En termes de gameplay, vous n’avez pas beaucoup d’espace pour respirer et faire valoir les muscles de l’antagoniste. Oui, vous pouvez balancer vos poings massifs et vous pouvez sauter. Mais c’est à peu près tout, ce qui signifie que vous pouvez maîtriser l’ensemble du système de contrôle en quelques minutes, ce qui rend la plupart des rencontres de combat non seulement désespérément faciles, mais presque risibles.
Verdict

De ses visuels à moitié cuits à ses mécaniques de combat à faible effort, Île du Crâne : L’Ascension de Kong marque le début de la fin pour une franchise autrement aimée et respectable. L’appeler un jeu vidéo à proprement parler ne serait pas juste, ni ne serait-il même digne d’être considéré étant donné ce qu’il est vraiment. Et c’est juste cela — ce n’est pas, de quelque manière que ce soit, un jeu vidéo ; au contraire, c’est du shovelware, clair comme le jour, et cela me fait mal de l’admettre, mais honnêtement, IguanaBee est allé trop loin avec celui-là.

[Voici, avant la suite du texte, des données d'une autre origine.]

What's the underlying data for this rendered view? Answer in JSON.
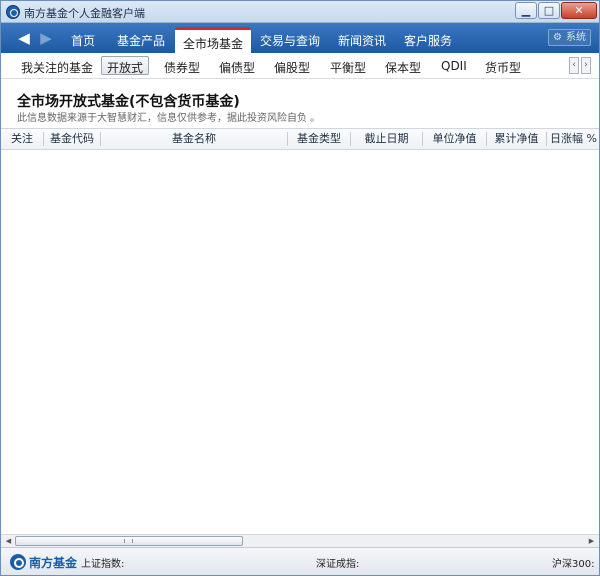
{
  "window": {
    "title": "南方基金个人金融客户端",
    "min_glyph": "▁",
    "max_glyph": "□",
    "close_glyph": "✕"
  },
  "nav": {
    "back_glyph": "◀",
    "forward_glyph": "▶",
    "tabs": [
      "首页",
      "基金产品",
      "全市场基金",
      "交易与查询",
      "新闻资讯",
      "客户服务"
    ],
    "active_index": 2,
    "system_label": "系统",
    "system_icon": "gear-icon"
  },
  "subnav": {
    "tabs": [
      "我关注的基金",
      "开放式",
      "债券型",
      "偏债型",
      "偏股型",
      "平衡型",
      "保本型",
      "QDII",
      "货币型"
    ],
    "active_index": 1
  },
  "content": {
    "title": "全市场开放式基金(不包含货币基金)",
    "disclaimer": "此信息数据来源于大智慧财汇，信息仅供参考，据此投资风险自负 。"
  },
  "table": {
    "columns": [
      "关注",
      "基金代码",
      "基金名称",
      "基金类型",
      "截止日期",
      "单位净值",
      "累计净值",
      "日涨幅 %"
    ],
    "rows": []
  },
  "status": {
    "brand": "南方基金",
    "sh_label": "上证指数:",
    "sz_label": "深证成指:",
    "hs300_label": "沪深300:"
  },
  "colors": {
    "nav_blue": "#2a68b2",
    "active_tab_accent": "#d42a2a",
    "brand_blue": "#1a5ea8"
  }
}
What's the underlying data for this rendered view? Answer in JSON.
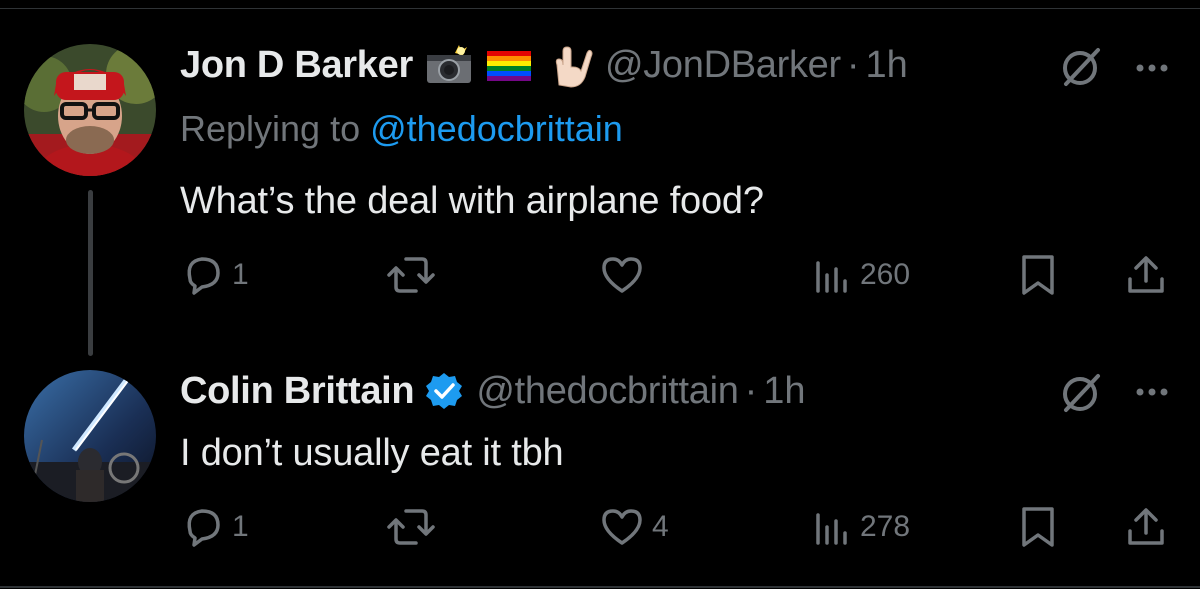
{
  "tweets": [
    {
      "author_name": "Jon D Barker",
      "emojis": [
        "📸",
        "🏳️‍🌈",
        "🤟🏻"
      ],
      "handle": "@JonDBarker",
      "separator": "·",
      "time": "1h",
      "replying_prefix": "Replying to ",
      "replying_to": "@thedocbrittain",
      "text": "What’s the deal with airplane food?",
      "replies": "1",
      "reposts": "",
      "likes": "",
      "views": "260",
      "verified": false
    },
    {
      "author_name": "Colin Brittain",
      "handle": "@thedocbrittain",
      "separator": "·",
      "time": "1h",
      "text": "I don’t usually eat it tbh",
      "replies": "1",
      "reposts": "",
      "likes": "4",
      "views": "278",
      "verified": true,
      "verified_color": "#1d9bf0"
    }
  ],
  "colors": {
    "background": "#000000",
    "text": "#e7e9ea",
    "muted": "#71767b",
    "accent": "#1d9bf0"
  },
  "icons": [
    "reply-icon",
    "repost-icon",
    "like-icon",
    "views-icon",
    "bookmark-icon",
    "share-icon",
    "grok-icon",
    "more-icon",
    "verified-badge-icon"
  ]
}
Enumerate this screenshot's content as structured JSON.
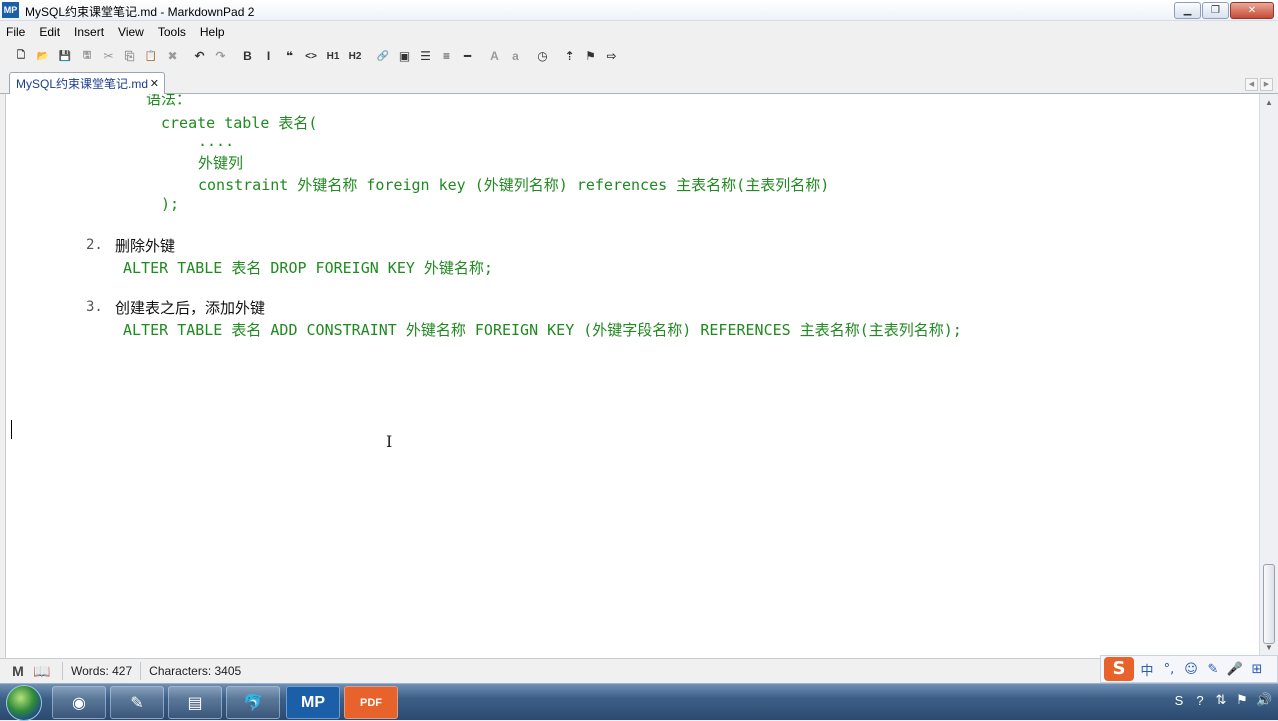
{
  "window": {
    "app_icon": "MP",
    "title": "MySQL约束课堂笔记.md - MarkdownPad 2",
    "controls": [
      "minimize",
      "maximize",
      "close"
    ]
  },
  "menu": [
    "File",
    "Edit",
    "Insert",
    "View",
    "Tools",
    "Help"
  ],
  "toolbar": {
    "buttons": [
      {
        "name": "new-icon",
        "glyph": "🗋"
      },
      {
        "name": "open-icon",
        "glyph": "📂"
      },
      {
        "name": "save-icon",
        "glyph": "💾",
        "dim": true
      },
      {
        "name": "save-all-icon",
        "glyph": "🖫",
        "dim": true
      },
      {
        "name": "cut-icon",
        "glyph": "✂",
        "dim": true
      },
      {
        "name": "copy-icon",
        "glyph": "⎘",
        "dim": true
      },
      {
        "name": "paste-icon",
        "glyph": "📋"
      },
      {
        "name": "delete-icon",
        "glyph": "✖",
        "dim": true
      },
      {
        "name": "undo-icon",
        "glyph": "↶"
      },
      {
        "name": "redo-icon",
        "glyph": "↷",
        "dim": true
      },
      {
        "name": "bold-icon",
        "glyph": "B"
      },
      {
        "name": "italic-icon",
        "glyph": "I"
      },
      {
        "name": "quote-icon",
        "glyph": "❝"
      },
      {
        "name": "code-icon",
        "glyph": "<>"
      },
      {
        "name": "h1-icon",
        "glyph": "H1"
      },
      {
        "name": "h2-icon",
        "glyph": "H2"
      },
      {
        "name": "link-icon",
        "glyph": "🔗"
      },
      {
        "name": "image-icon",
        "glyph": "▣"
      },
      {
        "name": "unordered-list-icon",
        "glyph": "☰"
      },
      {
        "name": "ordered-list-icon",
        "glyph": "≡"
      },
      {
        "name": "horizontal-rule-icon",
        "glyph": "━"
      },
      {
        "name": "font-increase-icon",
        "glyph": "A",
        "dim": true
      },
      {
        "name": "font-decrease-icon",
        "glyph": "a",
        "dim": true
      },
      {
        "name": "timestamp-icon",
        "glyph": "◷"
      },
      {
        "name": "upload-icon",
        "glyph": "⇡"
      },
      {
        "name": "preview-icon",
        "glyph": "⚑"
      },
      {
        "name": "export-icon",
        "glyph": "⇨"
      }
    ]
  },
  "tab": {
    "label": "MySQL约束课堂笔记.md",
    "close": "✕"
  },
  "editor": {
    "lines": [
      {
        "indent": "code",
        "text": "语法：",
        "partial": true
      },
      {
        "indent": "code",
        "text": "create table 表名("
      },
      {
        "indent": "code2",
        "text": "...."
      },
      {
        "indent": "code2",
        "text": "外键列"
      },
      {
        "indent": "code2",
        "text": "constraint 外键名称 foreign key (外键列名称) references 主表名称(主表列名称)"
      },
      {
        "indent": "code",
        "text": ");"
      }
    ],
    "item2": {
      "number": "2.",
      "heading": "删除外键",
      "code": "ALTER TABLE 表名 DROP FOREIGN KEY 外键名称;"
    },
    "item3": {
      "number": "3.",
      "heading": "创建表之后，添加外键",
      "code": "ALTER TABLE 表名 ADD CONSTRAINT 外键名称 FOREIGN KEY (外键字段名称) REFERENCES 主表名称(主表列名称);"
    }
  },
  "status": {
    "words": "Words: 427",
    "characters": "Characters: 3405"
  },
  "ime": {
    "items": [
      "中",
      "°,",
      "☺",
      "✎",
      "🎤",
      "⊞"
    ]
  },
  "taskbar": {
    "apps": [
      "browser",
      "paint",
      "explorer",
      "mysql",
      "markdownpad",
      "pdf"
    ],
    "active_app": "markdownpad",
    "markdownpad_label": "MP",
    "pdf_label": "PDF"
  }
}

C’est un jour triste pour les fans de King Kong, vraiment, car la propriété intellectuelle elle-même n’a pas exactement vu de nouvelle extension dans son portefeuille de jeux pendant une bonne décennie maintenant. Mais hélas, les amateurs devront patienter un peu plus longtemps, car Île du Crâne : L’Ascension de Kong n’est pas la lettre d’amour à Peter Jackson que nous pensions qu’elle serait. Non, c’est autre chose, et dans son état actuel, il serait difficile de l’étiqueter comme un produit digne de porter la torche pour le Roi et ses sujets.
Alors, pour répondre à la question initiale, Île du Crâne : L’Ascension de Kong vaut-elle la peine d’être jouée en 2023 ? Non, ce n’est pas le cas, et cela ne le sera probablement pas en 2024 non plus. La vérité est que si The Game Awards a l’intention de décerner une Raspberry pour le pire jeu de l’année cette saison des fêtes, alors vous pouvez compter sur le fait qu’il sera attribué au désastreux train de IguanaBee. Sorry, Merian C. Cooper — nous ne voulions pas vous faire rouler dans votre tombe.
Extrait : Asseyez-vous, Kong — Vous êtes ivre
En raison de ses animations indescriptiblement mauvaises, de sa bande sonore et de son combat, il est presque impossible de recommander Île du Crâne : L’Ascension de Kong à quiconque qui recherche un bon beat ‘em up brawler. Il manque beaucoup de choses ici, et cela me fait mal de l’admettre, mais honnêtement, cela ne vaut pas la peine d’en parler.
Île du Crâne : L’Ascension de Kong – Critique (Xbox One, Xbox Series X|S, PlayStation 4, PlayStation 5, Switch & PC)
Sit Down, Kong — You’re Drunk
Le développeur IguanaBee a publié Île du Crâne : L'Ascension de Kong, un jeu d’action beat ‘em up en third-person pour les consoles et PC.